Posted: Wed Aug 09, 2006 3:51 pm
by Ollie Saunders
Interface-wise, it's not all that great; but you could extract code chunks into methods. This would make the code a lot clearer.
Yeah I thought about separating it out into a couple of functions but when I thought of the names:
  • truncate
  • truncateToWord
  • truncateToWordMsg
  • truncateMsg
I decided I wouldn't bother it wouldn't be making anything any clearer. I think the interface is fine considering that as an alternative.

Posted: Wed Aug 09, 2006 4:08 pm
by Nathaniel
I agree, the interface is fine.

The code innards, however, could be improved by extracting methods. The code would do the same thing, but be easier to maintain. It is easiest to do this with classes.

If you want to keep your current interface, then I would recommend turning it into a class, and then making a function called truncate that behaves exactly as the one you have now. Instead of figuring the result itself, however, it would pass the work on to your class. The function would be a factory.

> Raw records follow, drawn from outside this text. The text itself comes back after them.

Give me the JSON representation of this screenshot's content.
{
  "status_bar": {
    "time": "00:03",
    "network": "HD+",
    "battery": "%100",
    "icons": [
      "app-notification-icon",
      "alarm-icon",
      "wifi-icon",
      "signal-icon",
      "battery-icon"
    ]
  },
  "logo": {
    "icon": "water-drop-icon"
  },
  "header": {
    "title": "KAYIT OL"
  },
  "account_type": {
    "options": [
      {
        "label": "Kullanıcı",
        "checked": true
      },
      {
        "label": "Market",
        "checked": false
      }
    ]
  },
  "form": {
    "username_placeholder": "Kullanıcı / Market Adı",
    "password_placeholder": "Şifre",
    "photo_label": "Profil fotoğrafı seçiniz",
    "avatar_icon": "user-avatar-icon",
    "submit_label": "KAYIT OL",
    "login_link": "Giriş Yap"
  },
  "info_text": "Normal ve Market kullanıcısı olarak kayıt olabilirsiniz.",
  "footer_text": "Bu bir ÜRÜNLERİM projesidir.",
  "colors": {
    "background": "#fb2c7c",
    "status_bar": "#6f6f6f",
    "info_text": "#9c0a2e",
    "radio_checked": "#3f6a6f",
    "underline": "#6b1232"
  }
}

Posted: Wed Aug 09, 2006 4:18 pm
by Weirdan
ideas for additional tests:

Code: Select all

truncate('                   '); // truncation of string of spaces
truncate('ads           kjhdf'); // truncation does not touch the spaces inside the string (or does, since you didn't test for that, it's not clear from your test suit)
truncate('asd                '); // does it leave the trailing spaces
truncate('                asd'); // does it leave the leading spaces
truncate(''); // truncation of empty string
truncate(new stdClass); // truncation with invalid arguments

Posted: Wed Aug 09, 2006 4:54 pm
by Ollie Saunders
Weirdan, all of thoes would cause a parse error because you haven't specified the 2nd parameter but I've added them in and I can tell you exactly what it would do

Code: Select all

truncate('                   ', 100) == '';
truncate('                   ', 10) == '';
truncate('ads           kjhdf', 100) == 'ads           kjhdf';
truncate('ads           kjhdf', 10) == 'ads';
truncate('asd                ', 10) == 'asd';
truncate('                asd', 4) == 'asd';
truncate('') == '';
truncate(new stdClass, 20) == 'object id 1'; // or something like that

Posted: Wed Aug 09, 2006 9:02 pm
by Weirdan
I can tell you exactly what it would do
The question is not me not knowing what would that calls do, the question is 'Is it the behaviour you wanted?'
These were the edge cases you didn't test for.

Posted: Wed Aug 09, 2006 9:09 pm
by Ollie Saunders
The question is not me not knowing what would that calls do, the question is 'Is it the behaviour you wanted?
Yes
These were the edge cases you didn't test for.
That's becuase I know what trim() does.